The terrorist attack also took place one week after UNESCO passed another anti-Israel resolution regarding the Tomb of the Patriarchs in Hebron – considered the second holiest site in Judaism after the Temple Mount – claiming the tomb is a “Palestinian” world heritage site in danger.

Al-Sousi stated, “UNESCO’s decisions regarding the absence of the Jews’ rights to Hebron and Jerusalem prove what we are saying about the legend of the temples being false and that Jews have no historic roots in Palestine. This is known.”

Al-Sousi is not alone in making the false claim that there are no Jewish ties to the Temple Mount. Such views are mainstream in Palestinian society.

In a Breitbart Jerusalem interview last year, Khaled Elkhaldi, a professor at Gaza’s Islamic University, completely denied Jewish ties to the Temple Mount.

In 2007, Breitbart’s Aaron Klein conducted an exclusive video interview with Waqf official and chief Palestinian cleric Taysir Tamimi, who used the occasion to claim the Jewish Temples “never existed” and the Western Wall was really a hitching post for Muhammad’s horse.

Excavations near the Mount routinely uncover archaeological evidence further tying Jews to Jerusalem and the Temple Mount. For example, discoveries at the City of David, an archeological site just outside the Mount, have unearthed the core of ancient Jerusalem, including Hezekiah’s Tunnel, evidence of the Gihon Spring, Jewish Temple artifacts, Temple purifying pools and more.
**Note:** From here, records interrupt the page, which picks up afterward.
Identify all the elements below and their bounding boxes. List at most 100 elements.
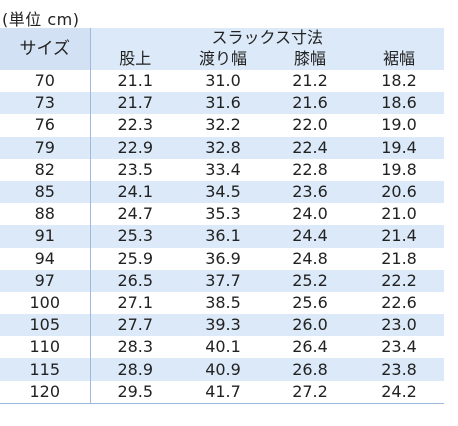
size-table: サイズ スラックス寸法 股上 渡り幅 膝幅 裾幅 70 21.1 31.0 21.2 1… — [0, 28, 445, 403]
cell-size: 100 — [0, 291, 91, 315]
cell-hem-width: 20.6 — [354, 180, 445, 204]
cell-thigh-width: 40.1 — [180, 336, 266, 359]
header-hem-width: 裾幅 — [354, 48, 445, 70]
cell-rise: 25.9 — [90, 247, 180, 270]
cell-knee-width: 26.8 — [266, 358, 354, 381]
cell-thigh-width: 34.5 — [180, 180, 266, 204]
cell-size: 70 — [0, 70, 91, 93]
table-row: 85 24.1 34.5 23.6 20.6 — [0, 180, 445, 204]
cell-rise: 24.7 — [90, 203, 180, 226]
header-slacks-dimensions: スラックス寸法 — [90, 28, 445, 48]
cell-thigh-width: 39.3 — [180, 314, 266, 337]
table-row: 100 27.1 38.5 25.6 22.6 — [0, 291, 445, 315]
cell-hem-width: 21.4 — [354, 225, 445, 248]
cell-thigh-width: 31.0 — [180, 70, 266, 93]
cell-knee-width: 26.0 — [266, 314, 354, 337]
cell-hem-width: 22.2 — [354, 269, 445, 292]
header-size: サイズ — [0, 28, 91, 70]
cell-thigh-width: 31.6 — [180, 92, 266, 115]
cell-hem-width: 21.0 — [354, 203, 445, 226]
cell-size: 76 — [0, 114, 91, 137]
cell-knee-width: 22.8 — [266, 158, 354, 181]
cell-size: 94 — [0, 247, 91, 270]
cell-rise: 28.9 — [90, 358, 180, 381]
cell-hem-width: 19.8 — [354, 158, 445, 181]
cell-knee-width: 24.4 — [266, 225, 354, 248]
cell-size: 85 — [0, 180, 91, 204]
cell-rise: 28.3 — [90, 336, 180, 359]
cell-knee-width: 25.2 — [266, 269, 354, 292]
cell-rise: 22.9 — [90, 136, 180, 159]
table-row: 94 25.9 36.9 24.8 21.8 — [0, 247, 445, 270]
cell-rise: 26.5 — [90, 269, 180, 292]
cell-hem-width: 21.8 — [354, 247, 445, 270]
table-row: 110 28.3 40.1 26.4 23.4 — [0, 336, 445, 359]
cell-rise: 27.1 — [90, 291, 180, 315]
cell-size: 110 — [0, 336, 91, 359]
cell-size: 79 — [0, 136, 91, 159]
cell-thigh-width: 33.4 — [180, 158, 266, 181]
cell-hem-width: 23.8 — [354, 358, 445, 381]
cell-rise: 29.5 — [90, 380, 180, 403]
table-row: 115 28.9 40.9 26.8 23.8 — [0, 358, 445, 381]
cell-hem-width: 23.0 — [354, 314, 445, 337]
table-row: 70 21.1 31.0 21.2 18.2 — [0, 70, 445, 93]
table-row: 97 26.5 37.7 25.2 22.2 — [0, 269, 445, 292]
cell-knee-width: 21.6 — [266, 92, 354, 115]
cell-size: 120 — [0, 380, 91, 403]
cell-knee-width: 22.0 — [266, 114, 354, 137]
cell-thigh-width: 36.9 — [180, 247, 266, 270]
table-row: 120 29.5 41.7 27.2 24.2 — [0, 380, 445, 403]
table-row: 79 22.9 32.8 22.4 19.4 — [0, 136, 445, 159]
table-row: 76 22.3 32.2 22.0 19.0 — [0, 114, 445, 137]
cell-thigh-width: 38.5 — [180, 291, 266, 315]
table-row: 91 25.3 36.1 24.4 21.4 — [0, 225, 445, 248]
cell-thigh-width: 41.7 — [180, 380, 266, 403]
cell-size: 97 — [0, 269, 91, 292]
cell-rise: 27.7 — [90, 314, 180, 337]
cell-knee-width: 27.2 — [266, 380, 354, 403]
header-knee-width: 膝幅 — [266, 48, 354, 70]
cell-size: 73 — [0, 92, 91, 115]
cell-size: 91 — [0, 225, 91, 248]
cell-thigh-width: 36.1 — [180, 225, 266, 248]
cell-knee-width: 24.8 — [266, 247, 354, 270]
table-bottom-border — [0, 403, 444, 404]
cell-thigh-width: 32.2 — [180, 114, 266, 137]
cell-knee-width: 21.2 — [266, 70, 354, 93]
cell-knee-width: 25.6 — [266, 291, 354, 315]
cell-size: 105 — [0, 314, 91, 337]
cell-rise: 24.1 — [90, 180, 180, 204]
cell-hem-width: 18.6 — [354, 92, 445, 115]
table-row: 88 24.7 35.3 24.0 21.0 — [0, 203, 445, 226]
cell-hem-width: 19.4 — [354, 136, 445, 159]
header-rise: 股上 — [90, 48, 180, 70]
table-row: 105 27.7 39.3 26.0 23.0 — [0, 314, 445, 337]
cell-hem-width: 19.0 — [354, 114, 445, 137]
cell-rise: 23.5 — [90, 158, 180, 181]
header-thigh-width: 渡り幅 — [180, 48, 266, 70]
cell-knee-width: 22.4 — [266, 136, 354, 159]
cell-knee-width: 26.4 — [266, 336, 354, 359]
cell-thigh-width: 37.7 — [180, 269, 266, 292]
table-row: 73 21.7 31.6 21.6 18.6 — [0, 92, 445, 115]
cell-knee-width: 23.6 — [266, 180, 354, 204]
cell-hem-width: 24.2 — [354, 380, 445, 403]
cell-hem-width: 18.2 — [354, 70, 445, 93]
cell-rise: 21.7 — [90, 92, 180, 115]
cell-thigh-width: 32.8 — [180, 136, 266, 159]
cell-thigh-width: 35.3 — [180, 203, 266, 226]
table-header: サイズ スラックス寸法 股上 渡り幅 膝幅 裾幅 — [0, 28, 445, 70]
cell-hem-width: 23.4 — [354, 336, 445, 359]
table-row: 82 23.5 33.4 22.8 19.8 — [0, 158, 445, 181]
cell-rise: 25.3 — [90, 225, 180, 248]
cell-knee-width: 24.0 — [266, 203, 354, 226]
table-body: 70 21.1 31.0 21.2 18.2 73 21.7 31.6 21.6 18.6 76 22… — [0, 70, 445, 403]
unit-label: (単位 cm) — [2, 10, 80, 29]
cell-rise: 22.3 — [90, 114, 180, 137]
cell-rise: 21.1 — [90, 70, 180, 93]
cell-size: 115 — [0, 358, 91, 381]
cell-size: 88 — [0, 203, 91, 226]
cell-size: 82 — [0, 158, 91, 181]
cell-hem-width: 22.6 — [354, 291, 445, 315]
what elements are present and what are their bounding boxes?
Not only are these Muslim scholars’ claims about the lack of evidence tying Jews to the Temple Mount false, the Islamic scholar glossed over the Palestinians’ own complicity in disposing of Jewish temple artifacts.
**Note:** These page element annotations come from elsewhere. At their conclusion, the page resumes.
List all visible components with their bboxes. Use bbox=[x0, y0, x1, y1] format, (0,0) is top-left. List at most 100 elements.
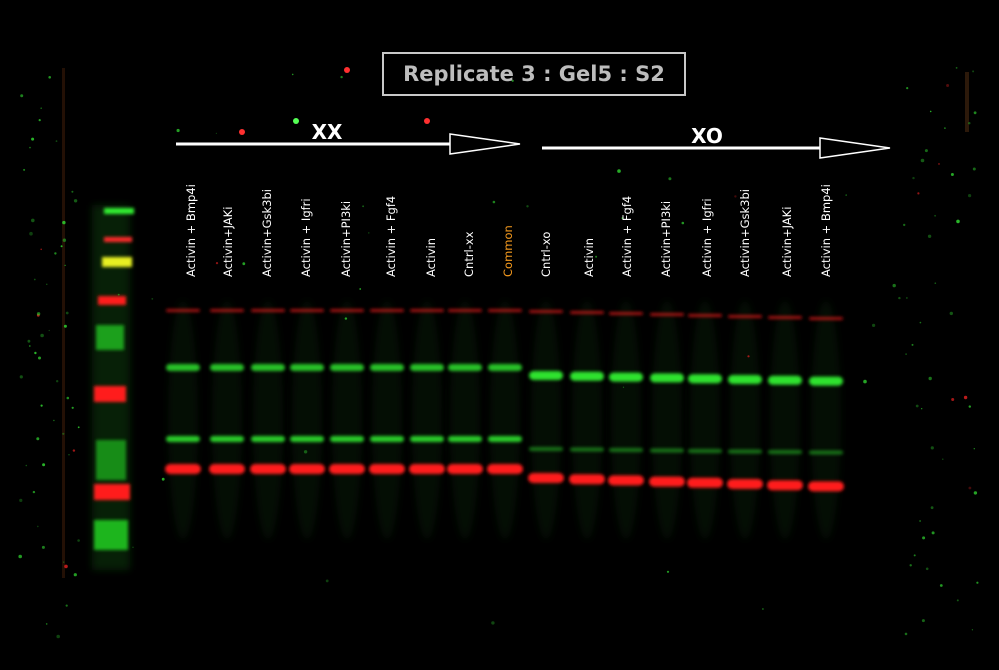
lane-label: Cntrl-xo bbox=[539, 231, 553, 277]
band bbox=[330, 309, 364, 312]
speckle bbox=[73, 573, 77, 577]
band bbox=[767, 480, 803, 491]
band bbox=[330, 436, 364, 442]
band bbox=[728, 449, 762, 454]
speckle bbox=[65, 604, 68, 607]
speckle bbox=[938, 163, 940, 165]
speckle bbox=[845, 194, 847, 196]
band bbox=[687, 477, 723, 488]
lane-label: Activin + Bmp4i bbox=[184, 184, 198, 277]
speckle bbox=[892, 283, 896, 288]
lane-label: Activin+PI3ki bbox=[659, 200, 673, 277]
speckle bbox=[927, 234, 932, 238]
speckle bbox=[368, 232, 370, 234]
band bbox=[768, 450, 802, 454]
speckle bbox=[949, 311, 953, 316]
speckle bbox=[53, 419, 55, 422]
lane-label: Activin bbox=[582, 238, 596, 277]
band bbox=[289, 464, 325, 474]
speckle bbox=[963, 395, 968, 400]
speckle bbox=[62, 432, 65, 435]
speckle bbox=[29, 231, 33, 236]
band bbox=[650, 313, 684, 316]
speckle bbox=[972, 167, 976, 171]
band bbox=[250, 464, 286, 474]
speckle bbox=[31, 137, 35, 141]
band bbox=[251, 309, 285, 312]
lane-label: Activin + Igfri bbox=[299, 198, 313, 277]
speckle bbox=[71, 406, 74, 409]
band bbox=[650, 373, 684, 383]
speckle bbox=[54, 252, 57, 255]
speckle bbox=[920, 158, 925, 163]
band bbox=[409, 464, 445, 474]
speckle bbox=[55, 140, 58, 143]
xx-arrow bbox=[176, 133, 521, 155]
speckle bbox=[944, 127, 946, 129]
speckle bbox=[40, 248, 42, 251]
speckle bbox=[906, 297, 908, 299]
speckle bbox=[38, 356, 41, 360]
speckle bbox=[46, 283, 48, 285]
speckle bbox=[71, 190, 74, 193]
speckle bbox=[930, 506, 934, 510]
band bbox=[210, 364, 244, 371]
speckle bbox=[617, 169, 621, 173]
lane-label: Activin+JAKi bbox=[780, 206, 794, 277]
speckle bbox=[63, 561, 65, 563]
speckle bbox=[951, 398, 955, 401]
speckle bbox=[747, 355, 750, 358]
speckle bbox=[62, 238, 67, 242]
band bbox=[166, 309, 200, 312]
lane-label: Activin bbox=[424, 238, 438, 277]
band bbox=[650, 448, 684, 453]
speckle bbox=[19, 375, 23, 379]
speckle bbox=[31, 218, 35, 223]
band bbox=[570, 311, 604, 314]
band bbox=[210, 436, 244, 442]
speckle bbox=[872, 323, 876, 327]
band bbox=[809, 376, 843, 386]
speckle bbox=[976, 581, 979, 584]
speckle bbox=[215, 132, 217, 134]
band bbox=[412, 300, 442, 540]
speckle bbox=[898, 296, 901, 300]
speckle bbox=[928, 376, 932, 381]
band bbox=[531, 300, 561, 540]
speckle bbox=[921, 408, 923, 410]
band bbox=[609, 448, 643, 452]
speckle bbox=[666, 570, 670, 573]
speckle bbox=[968, 486, 972, 490]
band bbox=[727, 479, 763, 489]
ladder-lane bbox=[92, 205, 134, 570]
band bbox=[528, 473, 564, 483]
speckle bbox=[340, 75, 343, 79]
band bbox=[529, 371, 563, 380]
band bbox=[728, 375, 762, 384]
speckle bbox=[956, 599, 959, 602]
background-speckles bbox=[18, 67, 979, 639]
membrane-edge-left bbox=[62, 68, 65, 578]
speckle bbox=[922, 536, 926, 540]
band bbox=[166, 436, 200, 442]
band bbox=[212, 300, 242, 540]
speckle bbox=[25, 464, 28, 467]
speckle bbox=[325, 579, 329, 583]
speckle bbox=[27, 339, 31, 343]
speckle bbox=[909, 564, 912, 567]
speckle bbox=[56, 634, 60, 639]
speckle bbox=[511, 79, 514, 82]
band bbox=[447, 464, 483, 474]
speckle bbox=[62, 220, 66, 225]
speckle bbox=[968, 405, 971, 408]
band bbox=[572, 300, 602, 540]
band bbox=[609, 312, 643, 315]
speckle bbox=[20, 94, 24, 98]
lane-label: Activin+Gsk3bi bbox=[738, 189, 752, 277]
band bbox=[372, 300, 402, 540]
speckle bbox=[37, 525, 39, 528]
speckle bbox=[72, 449, 76, 452]
figure-title: Replicate 3 : Gel5 : S2 bbox=[382, 52, 686, 96]
xo-arrow bbox=[542, 137, 891, 159]
band bbox=[688, 314, 722, 317]
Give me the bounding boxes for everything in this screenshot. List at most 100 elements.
As Klein previously reported:

In 1997, the Waqf conducted a large dig on the Temple Mount during construction of a massive mosque at an area referred to as Solomon’s Stables. The Wafq at the time disposed of truckloads of dirt containing Jewish artifacts from the First and Second Temple periods.

After the media reported the disposals, Israeli authorities froze the construction permit given to the Waqf and the dirt was transferred to Israeli archaeologists for analysis. The Israeli authorities found scores of Jewish Temple relics in the nearly disposed dirt, including coins with Hebrew writing referencing the Temple, part of a Hasmonean lamp, several other Second Temple lamps, Temple-period pottery with Jewish markings, a marble pillar shaft, and other Temple-period artifacts.

The Waqf was widely accused of attempting to hide evidence of the existence of the Jewish Temples.

And in 2007, Klein personally reported from the site of an unusual dig on the Temple Mount in which the Waqf utilized heavy machinery to dig in one of the most sensitive archaeological compounds in the world and were once again caught red-handed destroying Temple-era antiquities.